Investigating 3D information assists many applications in computer vision [41, 40, 48, 37, 20, 11, 18]. Structure from Motion (SfM) is widely used in reconstructing 3D camera poses and sparse point cloud from unordered images. With the rapid development of the Internet, these images can be easily searched and downloaded through keywords. However, due to the large scale nature of such problems, accuracy and efficiency are still two most challenging issues. Existing SfM methods can be divided into three classes: incremental [34, 32], global [42, 6, 7] and hybrid [5, 50]. This paper mainly focuses on the first type.

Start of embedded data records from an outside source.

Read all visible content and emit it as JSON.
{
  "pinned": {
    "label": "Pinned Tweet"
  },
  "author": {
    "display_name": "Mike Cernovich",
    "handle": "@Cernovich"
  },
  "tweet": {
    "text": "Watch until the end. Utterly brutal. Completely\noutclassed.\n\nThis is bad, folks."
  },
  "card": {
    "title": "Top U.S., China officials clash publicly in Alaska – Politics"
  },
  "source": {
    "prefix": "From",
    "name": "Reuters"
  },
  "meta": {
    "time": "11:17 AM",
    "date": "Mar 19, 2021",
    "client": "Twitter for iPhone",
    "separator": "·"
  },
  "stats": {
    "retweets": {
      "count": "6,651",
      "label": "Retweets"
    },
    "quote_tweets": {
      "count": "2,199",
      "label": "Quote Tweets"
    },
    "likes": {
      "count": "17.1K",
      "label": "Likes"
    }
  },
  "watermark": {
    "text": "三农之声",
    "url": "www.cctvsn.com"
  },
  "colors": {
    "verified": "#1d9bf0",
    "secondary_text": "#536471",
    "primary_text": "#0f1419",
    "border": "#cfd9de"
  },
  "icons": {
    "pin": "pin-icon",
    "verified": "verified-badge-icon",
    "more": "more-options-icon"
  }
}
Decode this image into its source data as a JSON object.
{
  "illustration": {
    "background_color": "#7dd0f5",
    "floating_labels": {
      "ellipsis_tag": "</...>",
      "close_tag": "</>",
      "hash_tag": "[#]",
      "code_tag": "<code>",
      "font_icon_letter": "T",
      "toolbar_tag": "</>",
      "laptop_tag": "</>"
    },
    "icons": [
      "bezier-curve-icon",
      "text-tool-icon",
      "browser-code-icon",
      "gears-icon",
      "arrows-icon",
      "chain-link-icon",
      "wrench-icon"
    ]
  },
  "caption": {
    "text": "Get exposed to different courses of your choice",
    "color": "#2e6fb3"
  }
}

A typical incremental SfM pipeline consists of three steps: 1) Constructing scene graph via image matching and geometry verification. 2) Selecting two starting images and build an initial model for the incremental process. 3) Adding new images to the existing model and run Bundle Adjustment (BA) [39] to refine parameters. The last step is repeated until no more images could be added. Some of these methods perform in a top-down manner. A coarse model which spans the whole scene is reconstructed as quickly as possible in the first stage and then it is enriched in the second stage. Snavely et al. extracted a skeletal graph [33] that covers the full scene with the minimum number of interior nodes. Leaf nodes can be added after the skeletal set is reconstructed. This method is further used in [2], which designed a system running on a distributed cluster to efficiently reconstruct a city in one day. The concept of using iconic scene graphs to capture the major aspects of the scene is proposed in [19] and [27]. After clustering images in the GIST [25] feature space, they selected an iconic image for each cluster. The viewing graph formed by iconic images is computed via vocabulary tree [24] indexing. Frahm et al. [13] improved the work of [2] by reconstructing a city on a single machine with multi-core CPUs and GPUs. When selecting iconic images the image descriptors were compressed to shorter binary codes so that it is memory efficient for GPU computation. Heinly et al. [16] advanced the state-of-the-art from city-scale modeling to world-scale modeling on a single computer. They also leveraged the idea of iconic images.